En France, nous finançons essentiellement des investissements « de transition » qui ne correspondent pas à la question climatique. D’après un récent rapport de la Cour des comptes, à fin 2017 120 milliards d’euros ont été engagés dans l’énergie solaire et les éoliennes (sans compter les 25 milliards promis pour l’offshore à l’été 2018), sans modifier la part non fossile de la production d’électricité française, qui est à 90% depuis 1987. Question : à quoi ont servi les dépenses dans ces énergies renouvelables électriques intermittentes, si ce n’est à préparer une transition énergétique à l’allemande, c’est-à-dire pour faire moins de nucléaire, alors que ce dernier ne contribue pas aux émissions ? La plus grande confusion règne sur les objectifs, et elle est entretenue par une partie du monde politique qui met dans un même sac les énergies fossiles et le nucléaire.
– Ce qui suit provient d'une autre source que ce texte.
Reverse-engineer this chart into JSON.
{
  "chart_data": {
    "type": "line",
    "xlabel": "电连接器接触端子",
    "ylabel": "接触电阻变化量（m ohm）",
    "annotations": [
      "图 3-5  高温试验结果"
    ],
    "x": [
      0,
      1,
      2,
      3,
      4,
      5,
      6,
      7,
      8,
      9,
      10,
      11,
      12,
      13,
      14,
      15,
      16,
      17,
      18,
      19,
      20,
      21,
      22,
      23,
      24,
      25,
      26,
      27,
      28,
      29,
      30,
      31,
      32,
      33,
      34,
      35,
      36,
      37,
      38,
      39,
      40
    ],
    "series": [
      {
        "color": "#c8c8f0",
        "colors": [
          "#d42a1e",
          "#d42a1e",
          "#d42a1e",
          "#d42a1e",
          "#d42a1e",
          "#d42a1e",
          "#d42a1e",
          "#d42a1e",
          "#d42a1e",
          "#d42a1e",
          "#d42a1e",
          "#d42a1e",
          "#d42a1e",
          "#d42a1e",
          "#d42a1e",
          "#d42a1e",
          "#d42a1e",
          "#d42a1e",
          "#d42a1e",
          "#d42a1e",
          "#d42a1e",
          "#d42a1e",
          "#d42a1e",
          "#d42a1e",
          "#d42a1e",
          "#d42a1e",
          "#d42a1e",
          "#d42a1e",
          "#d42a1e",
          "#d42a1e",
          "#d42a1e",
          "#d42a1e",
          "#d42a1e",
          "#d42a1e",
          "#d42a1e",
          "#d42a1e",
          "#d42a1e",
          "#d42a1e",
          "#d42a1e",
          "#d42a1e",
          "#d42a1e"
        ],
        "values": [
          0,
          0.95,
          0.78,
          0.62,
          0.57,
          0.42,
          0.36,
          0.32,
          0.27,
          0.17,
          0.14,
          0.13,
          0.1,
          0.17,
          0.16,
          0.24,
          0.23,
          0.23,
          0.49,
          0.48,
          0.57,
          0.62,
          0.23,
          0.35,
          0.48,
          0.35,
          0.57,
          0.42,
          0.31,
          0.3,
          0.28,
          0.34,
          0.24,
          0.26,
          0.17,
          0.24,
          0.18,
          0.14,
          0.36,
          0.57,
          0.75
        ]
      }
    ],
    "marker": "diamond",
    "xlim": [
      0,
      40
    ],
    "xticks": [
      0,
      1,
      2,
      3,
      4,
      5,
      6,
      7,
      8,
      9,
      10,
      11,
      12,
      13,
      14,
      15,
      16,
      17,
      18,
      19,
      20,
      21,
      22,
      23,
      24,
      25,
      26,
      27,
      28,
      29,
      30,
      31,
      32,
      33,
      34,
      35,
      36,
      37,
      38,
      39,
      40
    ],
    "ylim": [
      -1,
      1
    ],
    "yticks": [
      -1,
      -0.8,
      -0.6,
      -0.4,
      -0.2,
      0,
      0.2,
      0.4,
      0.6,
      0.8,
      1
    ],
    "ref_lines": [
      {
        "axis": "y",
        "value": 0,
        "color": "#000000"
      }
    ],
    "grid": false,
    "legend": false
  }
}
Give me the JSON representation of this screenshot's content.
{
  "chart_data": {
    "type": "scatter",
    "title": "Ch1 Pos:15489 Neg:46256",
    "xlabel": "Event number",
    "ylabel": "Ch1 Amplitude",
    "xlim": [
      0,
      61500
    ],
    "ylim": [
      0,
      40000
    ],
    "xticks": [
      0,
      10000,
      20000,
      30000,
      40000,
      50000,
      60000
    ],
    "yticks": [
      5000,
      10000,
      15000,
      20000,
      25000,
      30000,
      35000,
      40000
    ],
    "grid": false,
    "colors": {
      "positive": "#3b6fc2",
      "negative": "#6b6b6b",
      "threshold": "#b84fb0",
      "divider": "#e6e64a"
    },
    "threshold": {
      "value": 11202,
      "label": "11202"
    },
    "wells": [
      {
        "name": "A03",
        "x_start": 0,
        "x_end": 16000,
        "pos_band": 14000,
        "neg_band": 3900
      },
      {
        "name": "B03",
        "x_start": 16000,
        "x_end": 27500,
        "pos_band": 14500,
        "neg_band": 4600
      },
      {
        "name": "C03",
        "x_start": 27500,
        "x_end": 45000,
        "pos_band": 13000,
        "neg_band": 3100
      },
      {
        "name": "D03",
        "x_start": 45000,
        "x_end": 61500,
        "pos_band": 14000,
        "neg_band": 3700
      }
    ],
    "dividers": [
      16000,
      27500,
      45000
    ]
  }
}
Au point que récemment encore, un sondage indiquait qu’environ deux tiers des Français pensent que le nucléaire est un contributeur significatif aux émissions de gaz à effet de serre, alors que c’est évidemment inexact. Ce qui est sûr, c’est que les slogans simplistes nuisent à la compréhension correcte des dossiers scientifiques !
Cadeau bonus : quelques graphiques à l’appui de l’article
Vous trouverez ci-dessous quelques graphiques non publiés avec l’article, mais utiles pour comprendre certaines affirmations.
Résultats d’un sondage réalisé par EDF en 2017 sur les français, montrant qu’à la question « le nucléaire contribue-t-il au réchauffement climatique », 45% des français répondent « beaucoup » et 35% « un peu » (les deux réponses sont fausses, le nucléaire ne contribue pas au réchauffement). Ce pourcentage est plus fort chez les femmes et chez les jeunes, c’est à dire les populations ayant une sensibilité environnementale déclarée plus forte.
Part de chaque mode de production dans l’électricité française depuis 1985, et part de l’ensemble « non fossile » dans le total. On constate que la part « non fossile » (ou encore « décarbonée ») est stable à 90% depuis 30 ans. Le récent développement de l’éolien et du solaire – qui capte l’essentiel de l’argent consacré à « la transition » dans notre pays – n’a donc pas permis d’augmenter cette part non fossile. Données BP Statistical Review 2018
Emissions de CO2 en France métropolitaine depuis 1960. Les industries de l’énergie regroupent les raffineries, les centrales électriques à charbon, à gaz, et à pétrole, et les réseaux de chaleur (pour la part charbon et gaz). On constate que ce segment a fortement chuté après les chocs pétroliers, conséquence de la nucléarisation du parc français de production électrique. Les 3 premiers postes en France sont constitués des transports, chaudières de bâtiments, et chaudières industrielles. Et on constate que le développement en France des ENR électriques n’a pas changé la donne en ce qui concerne les émissions des industries de l’énergie.